To verify the universality of this technology, the research team applied it to tomatoes, which are closely related to tobacco, and soybeans, which are distantly related and notoriously difficult to transform. In tomatoes, using a strategy similar to that used in tobacco, the WEipt vector was injected into the stems of pruned seedlings, successfully inducing a large number of transgenic shoots carrying the red marker within 3 weeks, with a transformation efficiency of 21%. Although the fertility of these first-generation transgenic tomatoes was somewhat affected, this experiment successfully demonstrated the versatility of this technology in Solanaceae crops.
For soybeans, a "recalcitrant" crop, direct injection into the stem did not successfully induce shoot regeneration. Therefore, the research team developed an innovative "semi-in vitro" method. They excised the hypocotyls of soybean seeds as explants, performed Agrobacterium-mediated transformation and brief co-cultivation under sterile conditions, and then transferred them to a culture medium without any hormones. Thanks to the powerful regeneration capabilities of the WEipt system, these hypocotyl explants developed a large number of transgenic and gene-edited shoots within 28 days. The regeneration efficiency of this method reached 80%, the transgenic efficiency was 28%, and the gene editing efficiency exceeded 12%, far surpassing traditional soybean tissue culture methods. This success not only overcame the challenges of soybean transformation but also provided a highly promising solution for other crops that are difficult to regenerate.

Figure 2. Schematic model illustrating de novo shoot regeneration. (Kshetry, et al. 2025)
This study, through the ingenious design of synthetic biology, created a programmable transcription cascade system (WEipt) initiated by wound signals, successfully "hijacking" and directing the plant's endogenous regeneration program towards our desired outcome.
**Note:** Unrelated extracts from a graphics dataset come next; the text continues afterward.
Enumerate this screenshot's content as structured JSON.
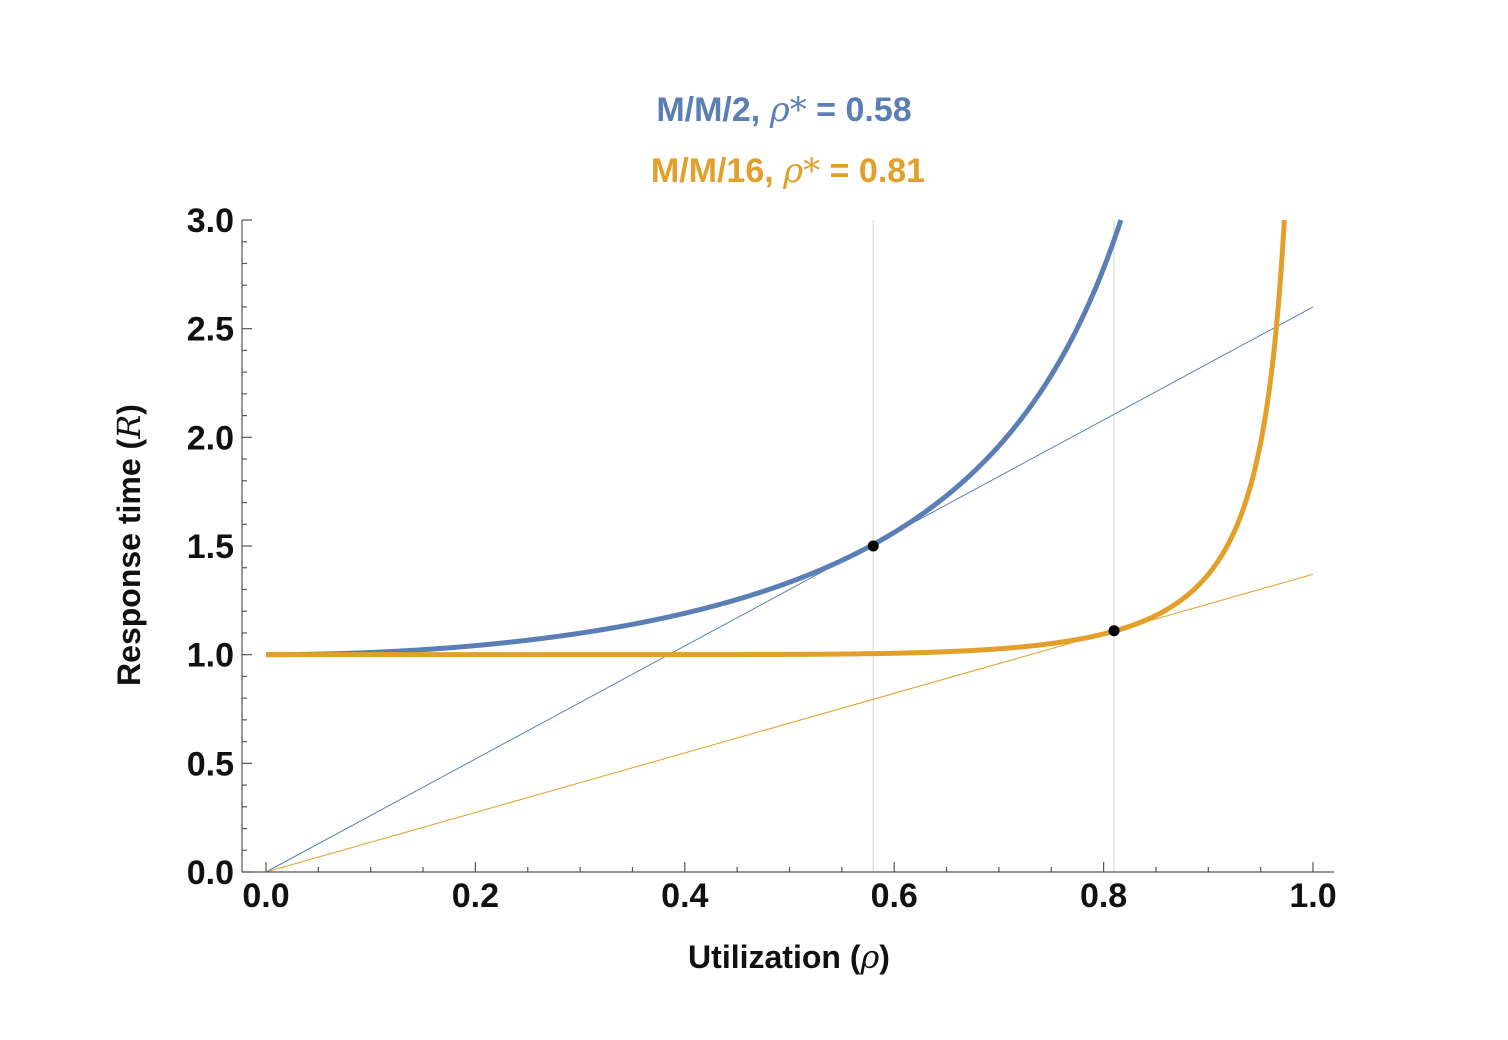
{
  "chart_data": {
    "type": "line",
    "title_lines": [
      {
        "model": "M/M/2",
        "symbol": "ρ*",
        "equals": "=",
        "value": "0.58",
        "color": "#5b7fb5"
      },
      {
        "model": "M/M/16",
        "symbol": "ρ*",
        "equals": "=",
        "value": "0.81",
        "color": "#e29f2a"
      }
    ],
    "xlabel": {
      "text": "Utilization",
      "symbol": "ρ"
    },
    "ylabel": {
      "text": "Response time",
      "symbol": "R"
    },
    "xlim": [
      0,
      1
    ],
    "ylim": [
      0,
      3
    ],
    "x_ticks": [
      "0.0",
      "0.2",
      "0.4",
      "0.6",
      "0.8",
      "1.0"
    ],
    "y_ticks": [
      "0.0",
      "0.5",
      "1.0",
      "1.5",
      "2.0",
      "2.5",
      "3.0"
    ],
    "series": [
      {
        "servers": 2,
        "color": "#5b7fb5",
        "rho_star": 0.58,
        "knee_point": [
          0.58,
          1.5
        ],
        "tangent_line": {
          "from": [
            0,
            0
          ],
          "to": [
            1,
            2.6
          ]
        }
      },
      {
        "servers": 16,
        "color": "#e29f2a",
        "rho_star": 0.81,
        "knee_point": [
          0.81,
          1.11
        ],
        "tangent_line": {
          "from": [
            0,
            0
          ],
          "to": [
            1,
            1.37
          ]
        }
      }
    ],
    "grid": false
  }
}
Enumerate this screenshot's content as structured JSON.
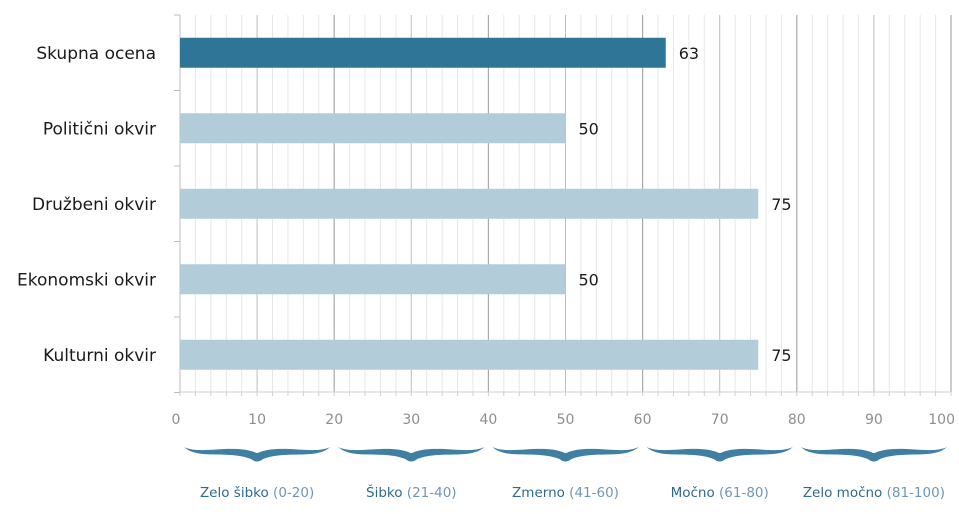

This system, through the synergistic action of "WIND1-mediated cell reprogramming" and "ipt-mediated organogenesis," achieved efficient and rapid de novo shoot regeneration in non-meristematic tissues of plants. The core breakthrough of this work is that it provides a universal, efficient, and user-friendly platform that eliminates or greatly simplifies the reliance on traditional tissue culture, thereby enabling rapid genetic transformation and gene editing in multiple plant species. It shortens the tissue culture cycle from months to weeks and has been successfully applied to tobacco, tomato, and, notably, overcome the regeneration difficulties in soybean. This "plug-and-play" regeneration module provides a revolutionary tool for accelerating functional genomics research and speeding up crop breeding processes, heralding a new era of more efficient and universal plant biotechnology.